R. Edward Hendrick, Ph.D., a radiology professor at the University of Colorado School of Medicine in Denver, and colleagues used computer modeling to assess the three major mammogram recommendations: annual screening from age 40 to 84; annual screening at ages 45 to 54, then every other year from 55 to 79; or every other year from 50 to 74. The authors estimated how many lives would be saved if every U.S. woman born in 1960 followed one of the three recommendations each year.

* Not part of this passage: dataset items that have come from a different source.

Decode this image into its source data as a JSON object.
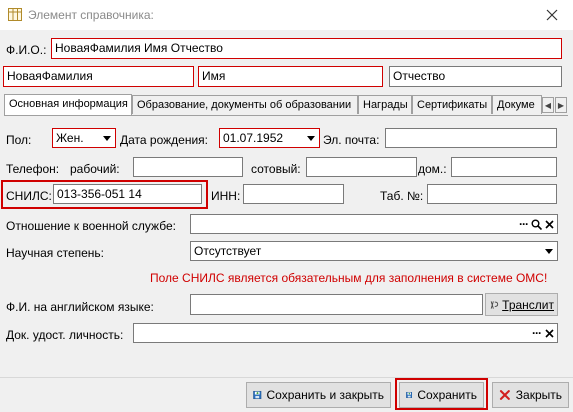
{
  "window": {
    "title": "Элемент справочника:"
  },
  "fio": {
    "label": "Ф.И.О.:",
    "full": "НоваяФамилия Имя Отчество",
    "last": "НоваяФамилия",
    "first": "Имя",
    "middle": "Отчество"
  },
  "tabs": [
    {
      "label": "Основная информация"
    },
    {
      "label": "Образование, документы об образовании"
    },
    {
      "label": "Награды"
    },
    {
      "label": "Сертификаты"
    },
    {
      "label": "Докуме"
    }
  ],
  "form": {
    "gender_label": "Пол:",
    "gender_value": "Жен.",
    "birth_label": "Дата рождения:",
    "birth_value": "01.07.1952",
    "email_label": "Эл. почта:",
    "email_value": "",
    "phone_label": "Телефон:",
    "work_label": "рабочий:",
    "work_value": "",
    "mobile_label": "сотовый:",
    "mobile_value": "",
    "home_label": "дом.:",
    "home_value": "",
    "snils_label": "СНИЛС:",
    "snils_value": "013-356-051 14",
    "inn_label": "ИНН:",
    "inn_value": "",
    "tab_label": "Таб. №:",
    "tab_value": "",
    "military_label": "Отношение к военной службе:",
    "military_value": "",
    "degree_label": "Научная степень:",
    "degree_value": "Отсутствует",
    "error_text": "Поле СНИЛС является обязательным для заполнения в системе ОМС!",
    "english_label": "Ф.И. на английском языке:",
    "english_value": "",
    "translit_label": "Транслит",
    "id_doc_label": "Док. удост. личность:",
    "id_doc_value": ""
  },
  "footer": {
    "save_close_label": "Сохранить и закрыть",
    "save_label": "Сохранить",
    "close_label": "Закрыть"
  },
  "colors": {
    "required": "#d00000",
    "highlight": "#d00000",
    "close_x": "#d21f1f",
    "save_icon": "#2a6ebb"
  },
  "icons": [
    "table-icon",
    "close-icon",
    "chevron-down-icon",
    "more-icon",
    "search-icon",
    "clear-icon",
    "translit-icon",
    "save-icon",
    "close-x-icon"
  ]
}
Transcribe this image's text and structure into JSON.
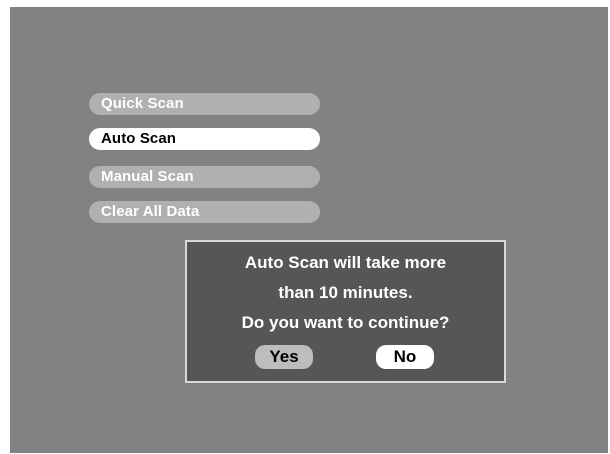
{
  "menu": {
    "items": [
      {
        "label": "Quick Scan",
        "selected": false
      },
      {
        "label": "Auto Scan",
        "selected": true
      },
      {
        "label": "Manual Scan",
        "selected": false
      },
      {
        "label": "Clear All Data",
        "selected": false
      }
    ]
  },
  "dialog": {
    "lines": [
      "Auto Scan will take more",
      "than 10 minutes.",
      "Do you want to continue?"
    ],
    "yes_label": "Yes",
    "no_label": "No"
  },
  "colors": {
    "screen_background": "#828282",
    "menu_item_inactive": "#b0b0b0",
    "menu_item_selected": "#ffffff",
    "dialog_background": "#565656",
    "dialog_border": "#d8d8d8"
  }
}
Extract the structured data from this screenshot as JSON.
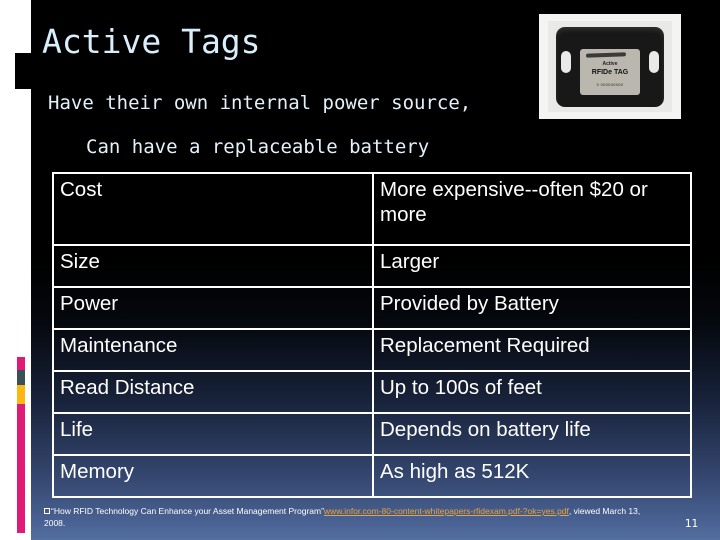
{
  "slide": {
    "title": "Active Tags",
    "page_number": "11",
    "bullets": [
      "Have their own internal power source,",
      "Can have a replaceable battery"
    ],
    "accent_colors": {
      "title_text": "#d9eefb",
      "body_text": "#e4f1fb",
      "deco_pink": "#e01b75",
      "deco_teal": "#3c5058",
      "deco_yellow": "#fbb713",
      "url_link": "#e8a33d",
      "table_border": "#ffffff",
      "background_top": "#000000",
      "background_bottom": "#54709f"
    }
  },
  "photo": {
    "caption_line1": "Active",
    "caption_line2": "RFIDe TAG",
    "caption_line3": "0 000000000"
  },
  "table": {
    "rows": [
      {
        "label": "Cost",
        "value": "More expensive--often $20 or more"
      },
      {
        "label": "Size",
        "value": "Larger"
      },
      {
        "label": "Power",
        "value": "Provided by Battery"
      },
      {
        "label": "Maintenance",
        "value": "Replacement Required"
      },
      {
        "label": "Read Distance",
        "value": "Up to 100s of feet"
      },
      {
        "label": "Life",
        "value": "Depends on battery life"
      },
      {
        "label": "Memory",
        "value": "As high as 512K"
      }
    ]
  },
  "footer": {
    "citation_prefix": "“How RFID Technology Can Enhance your Asset Management Program”",
    "url": "www.infor.com-80-content-whitepapers-rfidexam.pdf-?ok=yes.pdf",
    "suffix": ", viewed March 13, 2008."
  }
}
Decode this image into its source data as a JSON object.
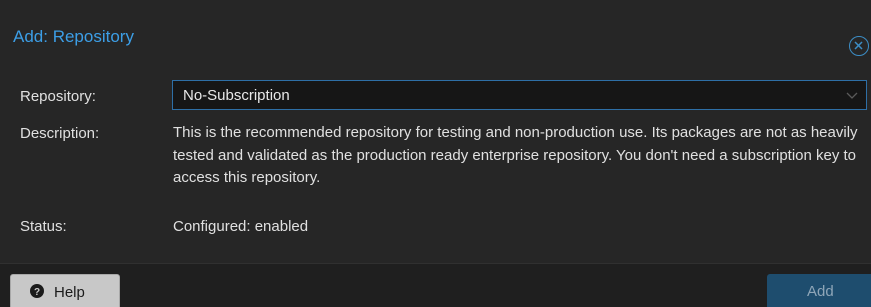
{
  "dialog": {
    "title": "Add: Repository",
    "accent_color": "#3c9ee6"
  },
  "form": {
    "repository_label": "Repository:",
    "repository_value": "No-Subscription",
    "description_label": "Description:",
    "description_text": "This is the recommended repository for testing and non-production use. Its packages are not as heavily tested and validated as the production ready enterprise repository. You don't need a subscription key to access this repository.",
    "status_label": "Status:",
    "status_value": "Configured: enabled"
  },
  "footer": {
    "help_label": "Help",
    "add_label": "Add"
  },
  "icons": {
    "close": "close-circle-icon",
    "dropdown": "chevron-down-icon",
    "help": "question-circle-icon"
  }
}
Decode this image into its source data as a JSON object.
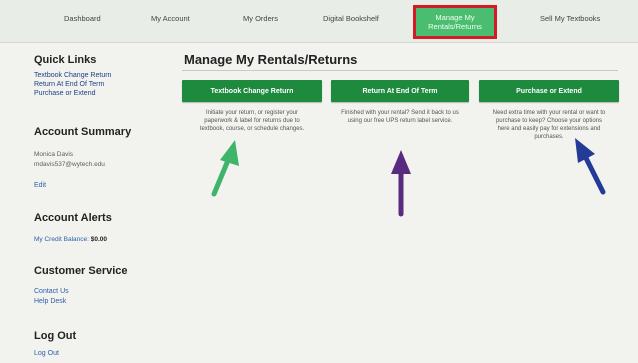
{
  "nav": {
    "items": [
      "Dashboard",
      "My Account",
      "My Orders",
      "Digital Bookshelf",
      "Sell My Textbooks"
    ],
    "active_line1": "Manage My",
    "active_line2": "Rentals/Returns"
  },
  "sidebar": {
    "quick_links_title": "Quick Links",
    "quick_links": [
      "Textbook Change Return",
      "Return At End Of Term",
      "Purchase or Extend"
    ],
    "account_summary_title": "Account Summary",
    "account_name": "Monica Davis",
    "account_email": "mdavis537@wytech.edu",
    "edit_label": "Edit",
    "alerts_title": "Account Alerts",
    "credit_label": "My Credit Balance:",
    "credit_value": "$0.00",
    "customer_service_title": "Customer Service",
    "contact_label": "Contact Us",
    "help_label": "Help Desk",
    "logout_title": "Log Out",
    "logout_link": "Log Out"
  },
  "main": {
    "title": "Manage My Rentals/Returns",
    "buttons": [
      "Textbook Change Return",
      "Return At End Of Term",
      "Purchase or Extend"
    ],
    "descriptions": [
      [
        "Initiate your return, or register your",
        "paperwork & label for returns due to",
        "textbook, course, or schedule changes."
      ],
      [
        "Finished with your rental? Send it back to us",
        "using our free UPS return label service."
      ],
      [
        "Need extra time with your rental or want to",
        "purchase to keep? Choose your options",
        "here and easily pay for extensions and",
        "purchases."
      ]
    ]
  },
  "colors": {
    "button_green": "#1e8a3d",
    "active_tab": "#4bbd70",
    "highlight_border": "#d41a24",
    "arrow_green": "#3fb56b",
    "arrow_purple": "#5a2a80",
    "arrow_blue": "#243b96"
  }
}
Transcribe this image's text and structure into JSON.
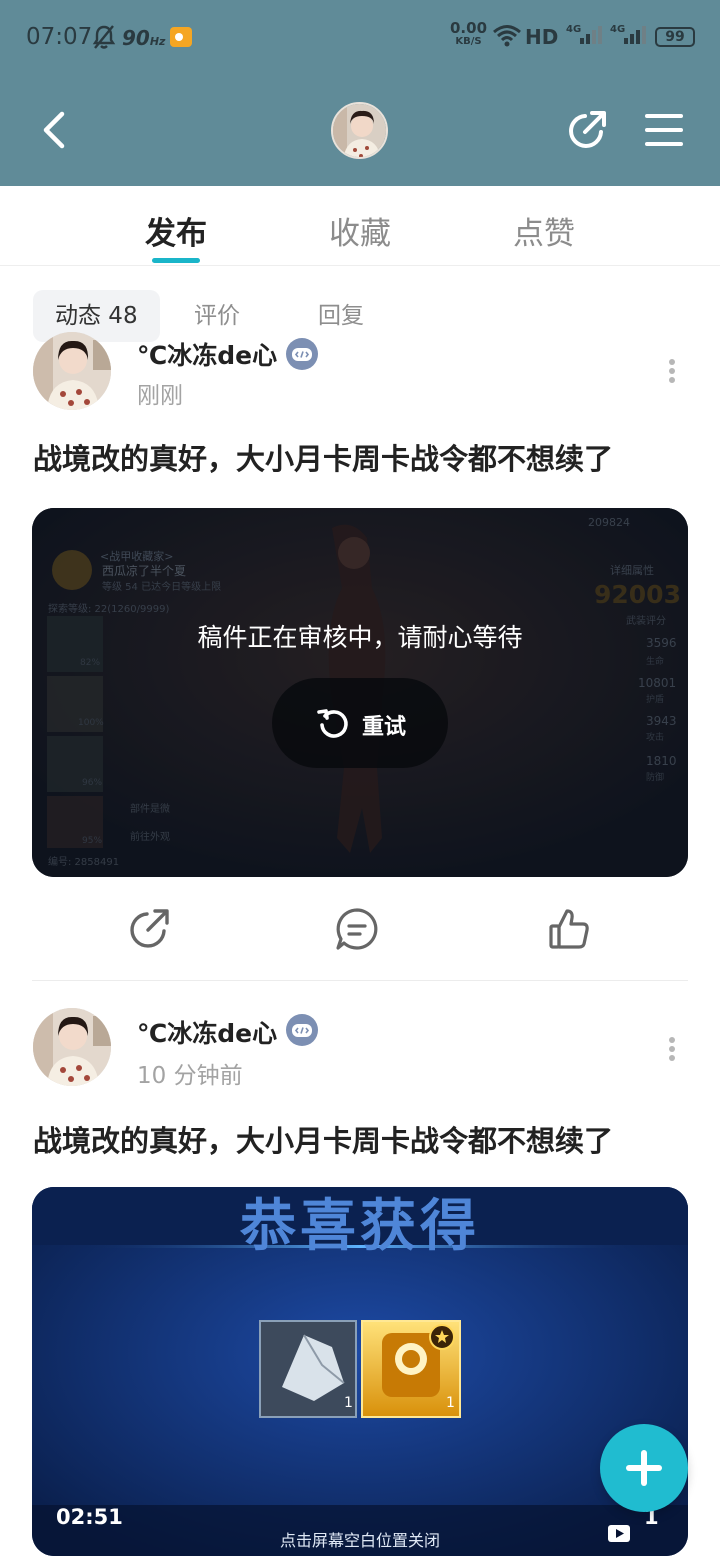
{
  "status_bar": {
    "time": "07:07",
    "refresh": "90",
    "refresh_unit": "Hz",
    "speed_value": "0.00",
    "speed_unit": "KB/S",
    "network": "HD",
    "signal1": "4G",
    "signal2": "4G",
    "battery": "99"
  },
  "header": {
    "back_icon": "chevron-left-icon",
    "share_icon": "share-icon",
    "menu_icon": "menu-icon"
  },
  "tabs": [
    {
      "label": "发布",
      "active": true
    },
    {
      "label": "收藏",
      "active": false
    },
    {
      "label": "点赞",
      "active": false
    }
  ],
  "subtabs": [
    {
      "label": "动态 48",
      "active": true
    },
    {
      "label": "评价",
      "active": false
    },
    {
      "label": "回复",
      "active": false
    }
  ],
  "posts": [
    {
      "username": "℃冰冻de心",
      "time": "刚刚",
      "text": "战境改的真好，大小月卡周卡战令都不想续了",
      "review_message": "稿件正在审核中，请耐心等待",
      "retry_label": "重试",
      "game": {
        "top_value1": "209824",
        "player_title": "<战甲收藏家>",
        "player_name": "西瓜凉了半个夏",
        "player_sub": "等级 54 已达今日等级上限",
        "explore": "探索等级: 22(1260/9999)",
        "power_label": "详细属性",
        "power": "92003",
        "power_sub": "武装评分",
        "stats": [
          "3596",
          "10801",
          "3943",
          "1810"
        ],
        "stat_labels": [
          "生命",
          "护盾",
          "攻击",
          "防御"
        ],
        "percents": [
          "82%",
          "100%",
          "96%",
          "95%"
        ],
        "btn1": "部件是微",
        "btn2": "前往外观",
        "id": "编号: 2858491"
      }
    },
    {
      "username": "℃冰冻de心",
      "time": "10 分钟前",
      "text": "战境改的真好，大小月卡周卡战令都不想续了",
      "video": {
        "banner": "恭喜获得",
        "duration": "02:51",
        "count": "1",
        "close_hint": "点击屏幕空白位置关闭",
        "item_counts": [
          "1",
          "1"
        ]
      }
    }
  ],
  "fab_icon": "plus-icon"
}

The researchers found that deaths from breast cancer would decrease by an average of 39.6 percent with annual screenings from 40 to 84. By comparison, breast cancer mortality would decline 30.8 percent with screening until age 79, and 23.2 percent with every-other-year mammography from 50 to 74. The number of lives saved from breast cancer would be 29,369 with annual screening from age 40 to 84; and 22,829 and 17,153, respectively, for the other two recommendations.
“If a woman wants to maximize her chances of averting an untimely breast cancer death,” Hendrick told HealthDay, “she should start screening at age 40 and continue screening annually until her life expectancy is less than five to seven years.”